For council seat No. 2, Jim Middaugh used public financing and aligned himself favorably on most of the questions. Like several others, he refused to take positions on some land-use issues that could come before the council on the grounds that, if elected, he might have to abstain from participating in decision-making.
Middaugh revealed where his heart is on the parking structure debate, however, by noting, “I was very struck by the vote last time and by then-mayor Vera Katz's comments about campaign contributions and the vote.”
(In 2003, Katz made perhaps the most impassioned speech in recent council history, castigating garage developer Richard Singer for the most extreme political grab she had witnessed in her time on the council.)

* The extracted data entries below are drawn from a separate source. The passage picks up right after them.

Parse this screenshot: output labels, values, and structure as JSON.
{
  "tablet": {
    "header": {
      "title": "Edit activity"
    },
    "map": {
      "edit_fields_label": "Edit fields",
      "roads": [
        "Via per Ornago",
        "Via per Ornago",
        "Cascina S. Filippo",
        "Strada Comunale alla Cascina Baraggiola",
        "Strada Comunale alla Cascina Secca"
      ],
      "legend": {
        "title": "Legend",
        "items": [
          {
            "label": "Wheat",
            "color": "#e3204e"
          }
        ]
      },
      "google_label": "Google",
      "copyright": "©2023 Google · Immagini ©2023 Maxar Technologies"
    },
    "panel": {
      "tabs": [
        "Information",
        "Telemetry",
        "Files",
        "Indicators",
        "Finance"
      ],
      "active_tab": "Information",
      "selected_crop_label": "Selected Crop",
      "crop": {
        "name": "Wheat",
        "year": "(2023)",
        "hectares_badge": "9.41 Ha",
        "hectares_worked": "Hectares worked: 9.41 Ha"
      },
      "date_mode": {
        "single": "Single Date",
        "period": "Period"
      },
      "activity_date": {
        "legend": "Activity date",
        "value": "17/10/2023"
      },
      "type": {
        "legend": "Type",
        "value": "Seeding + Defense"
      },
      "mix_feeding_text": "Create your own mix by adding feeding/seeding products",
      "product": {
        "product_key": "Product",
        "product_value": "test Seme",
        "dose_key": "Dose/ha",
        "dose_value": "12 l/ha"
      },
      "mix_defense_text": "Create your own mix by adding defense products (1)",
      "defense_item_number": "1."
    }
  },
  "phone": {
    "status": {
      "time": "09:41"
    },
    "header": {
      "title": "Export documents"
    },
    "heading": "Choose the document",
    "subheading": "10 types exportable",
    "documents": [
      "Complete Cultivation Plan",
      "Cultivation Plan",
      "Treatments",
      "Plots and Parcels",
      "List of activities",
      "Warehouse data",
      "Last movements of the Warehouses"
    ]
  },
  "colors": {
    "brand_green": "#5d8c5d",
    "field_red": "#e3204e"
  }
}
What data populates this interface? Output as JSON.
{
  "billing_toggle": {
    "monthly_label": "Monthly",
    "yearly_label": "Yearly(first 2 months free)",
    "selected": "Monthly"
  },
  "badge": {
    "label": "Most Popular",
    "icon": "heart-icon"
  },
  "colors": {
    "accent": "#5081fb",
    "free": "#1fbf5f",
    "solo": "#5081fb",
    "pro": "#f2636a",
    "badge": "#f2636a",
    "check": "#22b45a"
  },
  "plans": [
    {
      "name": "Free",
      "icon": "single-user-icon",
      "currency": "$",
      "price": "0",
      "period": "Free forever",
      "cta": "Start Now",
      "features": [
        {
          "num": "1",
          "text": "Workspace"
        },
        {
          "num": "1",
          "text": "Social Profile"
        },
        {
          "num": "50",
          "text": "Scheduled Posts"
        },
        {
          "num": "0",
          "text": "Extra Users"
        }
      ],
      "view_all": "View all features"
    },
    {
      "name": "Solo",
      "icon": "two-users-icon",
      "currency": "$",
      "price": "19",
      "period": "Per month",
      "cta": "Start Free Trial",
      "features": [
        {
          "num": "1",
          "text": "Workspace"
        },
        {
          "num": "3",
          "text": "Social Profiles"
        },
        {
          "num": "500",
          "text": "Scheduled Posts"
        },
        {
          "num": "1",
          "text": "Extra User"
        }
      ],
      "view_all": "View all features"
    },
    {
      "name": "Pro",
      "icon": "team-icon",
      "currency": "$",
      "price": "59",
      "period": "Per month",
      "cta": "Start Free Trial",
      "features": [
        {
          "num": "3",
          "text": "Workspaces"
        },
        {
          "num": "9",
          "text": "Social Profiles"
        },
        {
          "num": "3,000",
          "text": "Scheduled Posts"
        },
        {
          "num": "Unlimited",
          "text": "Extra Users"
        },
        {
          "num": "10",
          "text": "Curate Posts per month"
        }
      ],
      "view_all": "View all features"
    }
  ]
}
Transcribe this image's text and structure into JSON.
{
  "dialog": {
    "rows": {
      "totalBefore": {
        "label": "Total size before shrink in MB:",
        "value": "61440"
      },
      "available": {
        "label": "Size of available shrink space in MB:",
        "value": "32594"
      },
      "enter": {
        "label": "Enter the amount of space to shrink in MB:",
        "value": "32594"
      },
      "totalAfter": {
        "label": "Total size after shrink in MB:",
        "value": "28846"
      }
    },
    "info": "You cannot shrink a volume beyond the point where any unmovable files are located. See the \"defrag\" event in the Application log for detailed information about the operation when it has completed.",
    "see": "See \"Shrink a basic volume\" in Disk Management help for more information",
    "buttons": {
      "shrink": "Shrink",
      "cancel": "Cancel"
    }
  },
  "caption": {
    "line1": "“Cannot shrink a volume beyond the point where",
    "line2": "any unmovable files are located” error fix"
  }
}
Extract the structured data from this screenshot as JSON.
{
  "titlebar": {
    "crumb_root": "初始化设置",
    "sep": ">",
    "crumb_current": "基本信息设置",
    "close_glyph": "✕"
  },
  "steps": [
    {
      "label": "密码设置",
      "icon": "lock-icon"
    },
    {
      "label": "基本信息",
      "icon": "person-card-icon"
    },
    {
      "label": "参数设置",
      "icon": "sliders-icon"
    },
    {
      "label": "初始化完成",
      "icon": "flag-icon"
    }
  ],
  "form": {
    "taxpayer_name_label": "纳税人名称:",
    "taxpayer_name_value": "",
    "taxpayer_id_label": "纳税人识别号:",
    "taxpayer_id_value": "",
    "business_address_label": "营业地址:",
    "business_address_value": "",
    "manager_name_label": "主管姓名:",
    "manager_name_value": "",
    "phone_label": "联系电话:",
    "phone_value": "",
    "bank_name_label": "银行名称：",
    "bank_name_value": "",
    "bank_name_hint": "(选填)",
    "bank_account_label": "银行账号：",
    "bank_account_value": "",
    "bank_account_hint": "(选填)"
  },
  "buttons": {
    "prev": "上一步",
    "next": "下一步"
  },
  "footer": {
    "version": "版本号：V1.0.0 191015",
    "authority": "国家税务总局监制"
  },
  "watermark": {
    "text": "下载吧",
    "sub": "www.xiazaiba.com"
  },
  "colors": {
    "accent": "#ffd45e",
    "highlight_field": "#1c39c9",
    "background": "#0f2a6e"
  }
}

His conventionally funded opponent Nick Fish, the best-known candidate in this race, gave little confidence that he’s willing to make any tough stands for the community interest against business/development pressures. He emphasized economic development while offering mere sympathy to communities harmed in the process. That reinforces an impression he left from his last run for council.
Why Sam Adams?
Endorsing Adams over Dozono was made easier by the latter’s willingness to disregard land-use plans developed through community consensus. He would favor educating violators—despite evidence that it has been ineffectual—rather than enforcing the dumpster ordinance. Dozono also demagogued the Sauvie Island Bridge issue, taking the side of bitter outer eastside residents rather than explaining the facts of this case.
Adams has proven that he will champion the cause of neighborhoods versus the business lobby when it matters (he probably swayed the vote against a proposed Singer garage last year), though he sometimes goes too far in pursuing projects that could use more deliberation. Most westside activists don’t want to hang him for it, but he overrode a consensus plan for the Burnside couplet by adding a streetcar line, a feature that may require a gerrymandered urban renewal district to fund it.
Still, he faces issues that other politicians evade, he builds public consensus like no one we’ve seen on this council in years and he’s everything that Potter is not. That sounds good for a change.